The Hunter New England Ethics Committee listened to me as I presented the consumer voice on behalf of the TORPIDO 30/60 research team and unanimously agreed to our proposal for waiver of consent. This means that all eligible babies can now benefit by entering the study, including those born at night, on weekends, or in emergencies – who would have otherwise been missed.

It’s a huge win for improving quality of care and a huge win for families.

Working with consumers in this way means looking for ways to collaborate in trials from the very beginning and not just at the end when needing to gain consent.

Professor William Tarnow-Mordi comments “There is now clear evidence that, on average, taking part in a Phase III trial (i.e. large trials that test treatments which have already been through smaller Phase II trials) is associated with higher survival and better outcomes than having established care outside the Phase III trial. The evidence for this is summarised in an article in Nature in 2013.**

We will make sure that notices about the trial are displayed in antenatal clinics and neonatal units and that neonatal staff explain the trial to parents after babies are admitted for neonatal care.  Also, we will seek parents’ permission for the use of secondary data and for childhood follow up.”

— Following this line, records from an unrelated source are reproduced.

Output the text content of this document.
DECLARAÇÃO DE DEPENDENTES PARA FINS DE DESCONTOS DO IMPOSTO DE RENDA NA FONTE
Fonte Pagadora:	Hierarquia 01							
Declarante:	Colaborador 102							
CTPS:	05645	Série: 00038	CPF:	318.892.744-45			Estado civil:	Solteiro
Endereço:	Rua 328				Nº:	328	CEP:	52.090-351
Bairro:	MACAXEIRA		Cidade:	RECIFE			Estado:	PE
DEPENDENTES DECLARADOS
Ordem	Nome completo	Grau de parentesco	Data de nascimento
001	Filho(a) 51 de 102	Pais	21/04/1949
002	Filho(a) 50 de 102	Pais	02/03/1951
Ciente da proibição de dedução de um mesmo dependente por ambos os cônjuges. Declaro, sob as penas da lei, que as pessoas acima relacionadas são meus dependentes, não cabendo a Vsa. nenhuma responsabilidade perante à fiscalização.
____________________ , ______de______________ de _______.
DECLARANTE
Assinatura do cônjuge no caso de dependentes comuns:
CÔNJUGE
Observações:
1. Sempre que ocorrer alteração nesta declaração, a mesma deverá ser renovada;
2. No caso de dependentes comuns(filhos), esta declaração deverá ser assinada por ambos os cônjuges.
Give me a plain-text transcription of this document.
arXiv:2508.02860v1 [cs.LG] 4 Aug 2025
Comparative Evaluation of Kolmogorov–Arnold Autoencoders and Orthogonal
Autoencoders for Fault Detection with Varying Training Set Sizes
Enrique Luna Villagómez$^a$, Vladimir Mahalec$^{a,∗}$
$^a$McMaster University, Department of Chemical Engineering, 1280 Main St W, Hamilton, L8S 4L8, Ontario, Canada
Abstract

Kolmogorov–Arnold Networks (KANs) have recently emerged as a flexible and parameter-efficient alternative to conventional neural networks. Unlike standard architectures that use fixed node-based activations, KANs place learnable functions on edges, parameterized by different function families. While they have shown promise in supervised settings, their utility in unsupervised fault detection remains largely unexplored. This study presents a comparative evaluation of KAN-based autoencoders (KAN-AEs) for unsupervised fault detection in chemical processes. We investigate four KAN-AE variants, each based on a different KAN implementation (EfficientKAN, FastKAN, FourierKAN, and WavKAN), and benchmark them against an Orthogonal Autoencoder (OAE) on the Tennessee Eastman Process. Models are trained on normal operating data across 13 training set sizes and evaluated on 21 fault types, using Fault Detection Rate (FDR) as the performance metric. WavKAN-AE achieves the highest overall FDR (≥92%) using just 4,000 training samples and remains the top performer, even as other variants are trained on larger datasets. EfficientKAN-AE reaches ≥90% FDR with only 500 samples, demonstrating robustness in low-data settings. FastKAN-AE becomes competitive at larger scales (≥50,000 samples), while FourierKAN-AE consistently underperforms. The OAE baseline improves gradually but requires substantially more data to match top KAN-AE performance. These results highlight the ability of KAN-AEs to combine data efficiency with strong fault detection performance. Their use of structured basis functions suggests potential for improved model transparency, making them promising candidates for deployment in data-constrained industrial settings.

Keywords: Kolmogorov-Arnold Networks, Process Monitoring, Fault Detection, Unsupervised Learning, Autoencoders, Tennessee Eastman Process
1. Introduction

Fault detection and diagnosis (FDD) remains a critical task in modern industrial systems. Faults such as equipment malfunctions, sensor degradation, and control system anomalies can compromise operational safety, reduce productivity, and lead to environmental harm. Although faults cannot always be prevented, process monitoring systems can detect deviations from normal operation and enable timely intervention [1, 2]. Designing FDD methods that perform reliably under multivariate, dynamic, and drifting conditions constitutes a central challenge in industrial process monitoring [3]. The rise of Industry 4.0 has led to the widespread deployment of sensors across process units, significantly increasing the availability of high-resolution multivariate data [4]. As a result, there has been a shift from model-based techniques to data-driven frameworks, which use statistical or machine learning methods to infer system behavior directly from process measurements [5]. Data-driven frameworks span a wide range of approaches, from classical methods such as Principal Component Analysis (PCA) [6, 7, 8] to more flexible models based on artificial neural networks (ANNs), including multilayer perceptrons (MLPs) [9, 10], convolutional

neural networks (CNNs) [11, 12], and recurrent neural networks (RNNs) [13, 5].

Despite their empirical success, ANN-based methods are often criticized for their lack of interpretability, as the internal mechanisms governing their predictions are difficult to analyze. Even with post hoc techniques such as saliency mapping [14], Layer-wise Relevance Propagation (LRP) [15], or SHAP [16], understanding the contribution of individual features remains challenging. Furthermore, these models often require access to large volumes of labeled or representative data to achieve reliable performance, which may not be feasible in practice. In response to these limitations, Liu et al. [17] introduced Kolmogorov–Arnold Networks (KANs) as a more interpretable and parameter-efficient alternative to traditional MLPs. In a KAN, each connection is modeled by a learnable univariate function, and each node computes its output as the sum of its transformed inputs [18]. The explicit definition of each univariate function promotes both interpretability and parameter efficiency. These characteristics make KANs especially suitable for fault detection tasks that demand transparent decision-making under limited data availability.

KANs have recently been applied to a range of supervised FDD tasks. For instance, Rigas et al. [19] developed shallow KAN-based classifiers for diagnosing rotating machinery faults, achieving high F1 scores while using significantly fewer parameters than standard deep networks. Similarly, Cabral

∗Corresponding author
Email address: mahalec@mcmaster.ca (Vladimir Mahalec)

I thank ACTA on the creation of this award. It is an important step forward and this is an incredible acknowledgement of the impact of Miracle Babies Foundation and the parent voice. I look forward to a continued partnership between Miracle Babies Foundation and researchers in collaboration because I get to see firsthand the impact it is making.

It’s not lip service.

It’s not token.

It is true collaboration.

And I would like to see more community awareness on the importance of trials so that two things can happen:

1. Research is completely embedded into clinical practice – as advocated by the ALPHA Collaboration*** and

2. One of the first questions patients will ask their doctor or nurse is ‘Are there any trials I can join?’

ALPHA Collaboration

Official Press Release:

Originally published at:


*  National Health and Medical Research Council, Australian Research Council, Australian Vice-Chancellors’ Committee. National Statement on Ethical Conduct in Human Research. Canberra 2007. (Updated May 2015). Canberra.

**  Djulbegovic B, Kumar A, Glasziou P, Miladinovic B, Chalmers I. Medical research: Trial unpredictability yields predictable therapy gains. Nature 2013;500:395-6.

*** NHMRC Clinical Trials Centre, University of Sydney. Saving millions more lives through megatrials; Introducing the ALPHA Collaboration. accessed 5 July 2018.